Ukita Hideie - Battle of Sekigahara

Battle of Sekigahara

Hideyoshi died in 1598, leaving his five-year-old son Hideyori as his successor and Tokugawa Ieyasu moved to take control. Hideie contributed 17,000 men to the Toyotomi army at the Battle of Sekigahara but they were defeated after many of their "allies" defected to the Tokugawa side. One of these defectors was Kobayakawa Hideaki, who was granted Okayama Castle and surrounding Ukita territories as the spoils of war.

Hideie escaped from the confusion of the battlefield, but was later found and exiled to the island of Hachijōjima, along with several supporters, including his two sons and their nurse(s?). Hideie's wife sought refuge with the Maeda clan and was able to correspond and send gifts (rice, sake, clothing) to her husband and sons from there.

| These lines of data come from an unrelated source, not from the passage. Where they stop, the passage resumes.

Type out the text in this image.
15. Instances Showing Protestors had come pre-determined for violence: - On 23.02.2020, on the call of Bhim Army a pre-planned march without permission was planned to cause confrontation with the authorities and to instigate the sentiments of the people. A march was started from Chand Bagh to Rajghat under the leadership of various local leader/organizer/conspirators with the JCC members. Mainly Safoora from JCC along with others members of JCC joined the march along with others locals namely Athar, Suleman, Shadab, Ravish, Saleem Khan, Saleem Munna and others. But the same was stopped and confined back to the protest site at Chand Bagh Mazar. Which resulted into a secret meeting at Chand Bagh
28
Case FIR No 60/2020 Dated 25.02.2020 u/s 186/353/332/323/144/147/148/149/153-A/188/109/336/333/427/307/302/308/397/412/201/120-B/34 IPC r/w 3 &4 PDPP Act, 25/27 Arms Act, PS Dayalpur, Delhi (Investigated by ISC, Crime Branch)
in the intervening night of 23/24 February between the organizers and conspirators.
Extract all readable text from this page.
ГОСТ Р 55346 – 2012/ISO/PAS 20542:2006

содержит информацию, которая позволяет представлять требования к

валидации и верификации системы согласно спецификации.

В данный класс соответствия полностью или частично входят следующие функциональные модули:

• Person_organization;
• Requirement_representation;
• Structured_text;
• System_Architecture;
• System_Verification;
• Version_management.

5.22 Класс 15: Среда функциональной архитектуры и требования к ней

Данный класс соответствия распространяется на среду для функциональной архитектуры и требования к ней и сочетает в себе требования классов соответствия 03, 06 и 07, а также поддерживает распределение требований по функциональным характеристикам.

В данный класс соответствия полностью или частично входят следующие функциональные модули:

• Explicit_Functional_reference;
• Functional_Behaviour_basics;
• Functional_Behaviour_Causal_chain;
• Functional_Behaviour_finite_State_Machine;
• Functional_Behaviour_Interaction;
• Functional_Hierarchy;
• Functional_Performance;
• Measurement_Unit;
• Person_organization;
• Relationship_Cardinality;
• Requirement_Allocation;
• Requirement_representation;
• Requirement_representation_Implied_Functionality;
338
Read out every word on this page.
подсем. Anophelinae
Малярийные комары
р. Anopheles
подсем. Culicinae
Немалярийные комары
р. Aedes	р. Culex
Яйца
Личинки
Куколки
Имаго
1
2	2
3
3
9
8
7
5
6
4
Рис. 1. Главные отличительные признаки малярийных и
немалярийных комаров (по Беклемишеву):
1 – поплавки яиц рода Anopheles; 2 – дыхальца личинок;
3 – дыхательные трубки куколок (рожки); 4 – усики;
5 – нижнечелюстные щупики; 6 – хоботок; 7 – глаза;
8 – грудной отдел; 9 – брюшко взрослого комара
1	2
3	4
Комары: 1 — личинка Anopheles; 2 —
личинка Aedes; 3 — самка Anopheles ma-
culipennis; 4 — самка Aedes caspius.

Hideie eventually outlived his wife and all of the sengoku (warring states) era samurai. He was offered a conditional pardon after Ieyasu's death, but declined and never returned to the mainland. His wife had died, the Toyotomi were defeated, there was no place to return to, his sons had fathered children on Hachijo, and the Shogunate was to be inherited by members of the Tokugawa clan.

There is no evidence to suggest that Hideie fathered any further children himself, but many of his sons' descendants emigrated back to the Japanese mainland when a full pardon was granted at the end of the Tokugawa era.